DATÇA’YI SEVEN HERKES İMZA VERDİ
Tansal açıklamasında halkın temiz su temiz hava isteğini yetkililere duyurmak için yola çıktıklarını anlatırken, Datça’da bilgisayar ve sosyal medyaya aşina, hemen herkesin imza verdiğini, Datçaseverler’in de kampanyaya ilgi gösterdiğini söyledi. Tansal, şöyle devam etti:
“33 bin 122 imzayla başarılı kampanyalar arasında yerini aldı. Herkesin, sosyal medyadaki tüm Datçalı sayfaların, büyük katkısı oldu. Herkese sahip çıktığı, desteklediği için teşekkür borçluyuz. Amaca ulaştık. Yetkililere sesimizi birlikte duyurduk. Belediyemiz, halkın gücünü arkasına aldı ve İller Bankası’ndan kredi yolu açıldı. Ancak, imzalarımızın takipçisi olacağız. Bu kampanyaya destek veren herkese teşekkür ediyorum.”
NEDEN YASAKLANDI?
Çevre ve Orman Bakanlığı Çevre Yönetimi Genel Müdürlüğü, kansere neden olan asbestin, üretim, kullanım, piyasa arzı ile asbest içeren eşyaların piyasaya arzını 31 Aralık 2010 tarihinden itibaren geçerli olmak üzere yasaklamıştı.

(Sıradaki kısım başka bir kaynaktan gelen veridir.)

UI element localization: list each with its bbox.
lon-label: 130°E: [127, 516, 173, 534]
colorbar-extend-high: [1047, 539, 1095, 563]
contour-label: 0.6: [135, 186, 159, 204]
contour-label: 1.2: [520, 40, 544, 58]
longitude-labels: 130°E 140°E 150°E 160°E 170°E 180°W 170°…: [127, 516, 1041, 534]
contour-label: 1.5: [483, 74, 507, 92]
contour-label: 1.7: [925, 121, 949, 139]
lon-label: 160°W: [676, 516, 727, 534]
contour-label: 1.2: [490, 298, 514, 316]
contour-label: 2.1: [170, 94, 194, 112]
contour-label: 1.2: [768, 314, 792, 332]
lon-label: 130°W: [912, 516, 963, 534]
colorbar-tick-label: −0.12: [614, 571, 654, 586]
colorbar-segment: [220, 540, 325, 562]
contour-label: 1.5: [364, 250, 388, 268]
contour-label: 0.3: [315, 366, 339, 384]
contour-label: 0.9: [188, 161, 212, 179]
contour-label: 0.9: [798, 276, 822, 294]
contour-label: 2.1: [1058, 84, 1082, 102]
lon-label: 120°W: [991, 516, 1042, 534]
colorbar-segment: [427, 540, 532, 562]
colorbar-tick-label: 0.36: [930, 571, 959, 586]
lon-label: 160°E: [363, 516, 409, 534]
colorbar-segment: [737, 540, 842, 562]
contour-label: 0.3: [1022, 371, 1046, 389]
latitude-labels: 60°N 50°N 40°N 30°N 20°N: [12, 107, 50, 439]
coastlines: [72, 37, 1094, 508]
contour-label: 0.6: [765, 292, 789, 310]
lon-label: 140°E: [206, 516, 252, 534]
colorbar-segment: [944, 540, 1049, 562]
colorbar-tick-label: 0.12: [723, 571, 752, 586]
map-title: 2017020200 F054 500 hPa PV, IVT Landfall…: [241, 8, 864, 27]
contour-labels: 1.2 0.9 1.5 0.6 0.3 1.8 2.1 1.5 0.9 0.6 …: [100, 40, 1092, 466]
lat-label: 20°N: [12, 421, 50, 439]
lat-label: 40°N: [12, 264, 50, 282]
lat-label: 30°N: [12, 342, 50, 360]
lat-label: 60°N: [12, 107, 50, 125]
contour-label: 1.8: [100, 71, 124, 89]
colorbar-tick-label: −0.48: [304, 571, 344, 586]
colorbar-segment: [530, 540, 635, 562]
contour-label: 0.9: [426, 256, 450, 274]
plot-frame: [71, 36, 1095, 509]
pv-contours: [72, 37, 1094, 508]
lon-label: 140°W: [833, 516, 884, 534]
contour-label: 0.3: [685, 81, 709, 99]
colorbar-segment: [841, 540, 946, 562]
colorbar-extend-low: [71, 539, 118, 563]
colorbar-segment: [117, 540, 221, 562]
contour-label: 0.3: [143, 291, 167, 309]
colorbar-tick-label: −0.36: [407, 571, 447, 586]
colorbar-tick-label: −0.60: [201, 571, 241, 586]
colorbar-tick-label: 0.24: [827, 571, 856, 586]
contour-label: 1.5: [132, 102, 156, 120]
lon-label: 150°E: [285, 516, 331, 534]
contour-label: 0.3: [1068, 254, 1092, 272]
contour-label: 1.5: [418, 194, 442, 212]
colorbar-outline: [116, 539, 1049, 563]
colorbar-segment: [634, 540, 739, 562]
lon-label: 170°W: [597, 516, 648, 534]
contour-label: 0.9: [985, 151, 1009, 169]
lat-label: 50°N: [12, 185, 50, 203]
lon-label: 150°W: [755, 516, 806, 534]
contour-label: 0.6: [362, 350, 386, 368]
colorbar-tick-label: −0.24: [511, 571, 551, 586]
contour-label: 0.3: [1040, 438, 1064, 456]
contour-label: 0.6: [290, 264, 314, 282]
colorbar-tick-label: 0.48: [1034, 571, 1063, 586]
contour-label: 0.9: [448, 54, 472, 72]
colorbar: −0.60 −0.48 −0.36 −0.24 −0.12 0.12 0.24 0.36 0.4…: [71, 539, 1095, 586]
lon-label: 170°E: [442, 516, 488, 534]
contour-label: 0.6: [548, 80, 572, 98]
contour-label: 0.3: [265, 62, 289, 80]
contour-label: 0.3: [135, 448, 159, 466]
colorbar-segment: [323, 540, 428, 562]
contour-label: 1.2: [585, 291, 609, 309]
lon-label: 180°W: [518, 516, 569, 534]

Çevre Yönetimi Genel Müdürlüğü’nden yapılan açıklamada, asbesti (amyant) tamamen yasaklayan yönetmeliği 31 Aralık 2010 tarihinde yürürlüğe girdiği bildirildi. Böylece daha önce kısmen yasaklanan asbestin tamamen yasaklı hale geldiği vurgulanırken, Avrupa Birliği ile de bu konuda tam uyum sağlanmış olacağı belirtildi.
SOLUNUM VE İÇME SUYU İLE VÜCUDA GİRİYOR, KANSERE NEDEN OLUYOR
Açıklamaya göre düzenleme ile 31 Aralık 2010 tarihinden itibaren tüm asbest türlerinin çıkarılması, herhangi bir ürün üretiminde kullanılması, asbest içeren tüm ürünlerin piyasaya arzı yasaklanmış olacak. Çok iyi bir yalıtkan madde olan asbest çoğunlukla içme suyu boruları başta olmak üzere yapı malzemelerinde ve gemi yapımında kullanılıyor. Asbest solunum ya da içme suyu yoluyla vücuda girdiğinde başta kanser olmak üzere çeşitli hastalıklara yol açıyor.
ASBESTİN NEDEN OLDUĞU HASTALIKLAR
Asbestin neden olduğu hastalıkların bazıları, akciğer zarları arasında sıvı toplanması, kireçlenme, akciğer zarı kalınlaşması ve akciğer dokusunda bağ dokusu oluşumu olarak sıralanıyor. Ayrıca ciltte yaralara da neden olabiliyor. Asbestin yasaklanması ile asbest kaynaklı hastalık riskleri ortadan kalkarken, çevresel ortama asbest bırakılmasına son verilmiş olacak.